Despite this not being close to Soderbergh's earliest work, The Limey has a curiously "first feature from a new artist working with a tight budget" feel to it. With its learned genre games, the quasi-Nolanesque non-linear narrative and the way it absorbs a lot of its look, feel and vibe from Los Angeles itself rather than creating it ex nihilo — these are often the preoccupations of new directors, not least of all because they are relatively inexpensive.
Still, that's perhaps only for the surface. Janet Maslin's review in The New York Times makes the case for The Limey being more of an art object than a film; a "walking Proustian evocation" of the past. That's probably the better way of looking at all the film's decisions than as 'a noir'. Speaking of 'surface', though, those shots of the Californian sunset rival, if not outdo, those in the Joan Didion adaptation Play It as It Lays (1972).
I've gotta say, though, the Cockney clichés grated with me right from the beginning. It was like one of those weird characters in a David Lynch movie, yet seemingly played straight. (The working-class minstrelry in Peaky Blinders annoys me for similar reasons.) Yet the completely over-the-top performance acted as a kind of mirror in which to see that the rest of the movie (and perhaps all LA-inflected noirs now that I think of it) are similarly hackneyed; it's clichés all the way down.
Anyway, a big shout out to editor Sarah Flack, who not only made this movie say something particular (and nicely hazy) about nostalgia in 1999, but probably has to endure Soderbergh getting all the credit for fracturing the narrative. Women editors are the unseen artists of American cinema, indeed.

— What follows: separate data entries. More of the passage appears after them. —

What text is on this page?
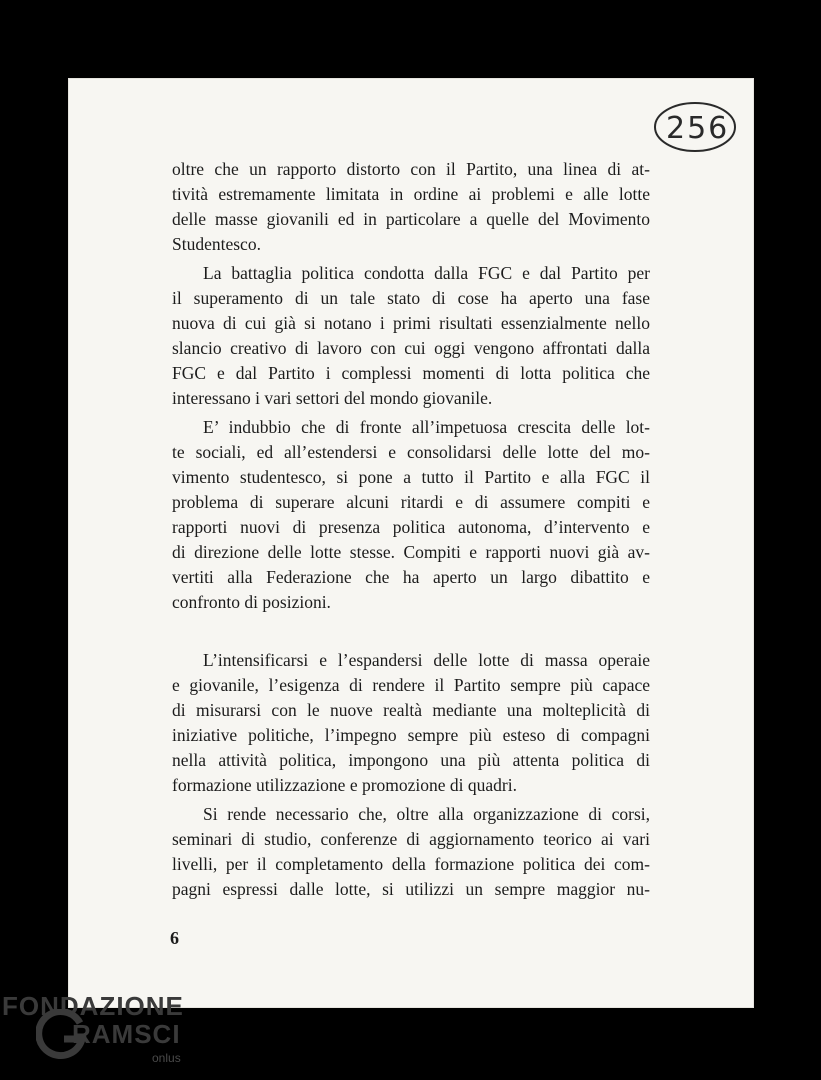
256
oltre che un rapporto distorto con il Partito, una linea di at-
tività estremamente limitata in ordine ai problemi e alle lotte
delle masse giovanili ed in particolare a quelle del Movimento
Studentesco.
La battaglia politica condotta dalla FGC e dal Partito per
il superamento di un tale stato di cose ha aperto una fase
nuova di cui già si notano i primi risultati essenzialmente nello
slancio creativo di lavoro con cui oggi vengono affrontati dalla
FGC e dal Partito i complessi momenti di lotta politica che
interessano i vari settori del mondo giovanile.
E’ indubbio che di fronte all’impetuosa crescita delle lot-
te sociali, ed all’estendersi e consolidarsi delle lotte del mo-
vimento studentesco, si pone a tutto il Partito e alla FGC il
problema di superare alcuni ritardi e di assumere compiti e
rapporti nuovi di presenza politica autonoma, d’intervento e
di direzione delle lotte stesse. Compiti e rapporti nuovi già av-
vertiti alla Federazione che ha aperto un largo dibattito e
confronto di posizioni.
L’intensificarsi e l’espandersi delle lotte di massa operaie
e giovanile, l’esigenza di rendere il Partito sempre più capace
di misurarsi con le nuove realtà mediante una molteplicità di
iniziative politiche, l’impegno sempre più esteso di compagni
nella attività politica, impongono una più attenta politica di
formazione utilizzazione e promozione di quadri.
Si rende necessario che, oltre alla organizzazione di corsi,
seminari di studio, conferenze di aggiornamento teorico ai vari
livelli, per il completamento della formazione politica dei com-
pagni espressi dalle lotte, si utilizzi un sempre maggior nu-
6
FONDAZIONE
RAMSCI
onlus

The actors are all vivid and moving, yet there’s something intellectualized in their assemblage, collectively suggesting found objects who’ve been curated by Soderbergh into a cinematic gallery. [C]ross-cutting occurs throughout the film, wedding various timelines into a strand that suggests both a singular, collective timeframe and no frame at all. The Limey captures that sense we can have of missing out on a moment before it’s even occurred, as we can trap ourselves in the amber of preconceived nostalgia.
— Chuck Bowen (Slant Magazine)
Relies on a tricky, fractured editing scheme (by Sarah Flack) that jumps between past, present and future, and from location to location. A scene might be interrupted by quicksilver flash-forwards to its conclusion. It's like entering a room and finding the wall decorated with shards of mirrored glass that allow you to glimpse what will happen five minutes from now. [I]n some ways the structure, which turns the machismo into pulp existentialism, is a means of disguising just how conventional the movie is. But it also results in genre scenes that are unlike any others. [And] Stamp is used less as an actor here than as an icon of '60s British cool.
— Charles Taylor (Salon)
Never mind the revenge plot: this film's real goal is revisiting two charismatic stars of the '60s, Terence ("Billy Budd") Stamp and Peter "Easy Rider" Fonda. For walking Proustian evocations of the era, you can't get much more iconic than this.
— Janet Maslin (The New York Times)
The Limey follows Wilson, a tough English ex-con who travels to Los Angeles to avenge his daughter's death. Upon arrival, Wilson goes to task battling Valentine and an army of L.A.'s toughest criminals, hoping to find clues and piece together what happened. After surviving a near-death beating, getting thrown from a building and being chased down a dangerous mountain road, the Englishman decides to dole out some bodily harm of his own.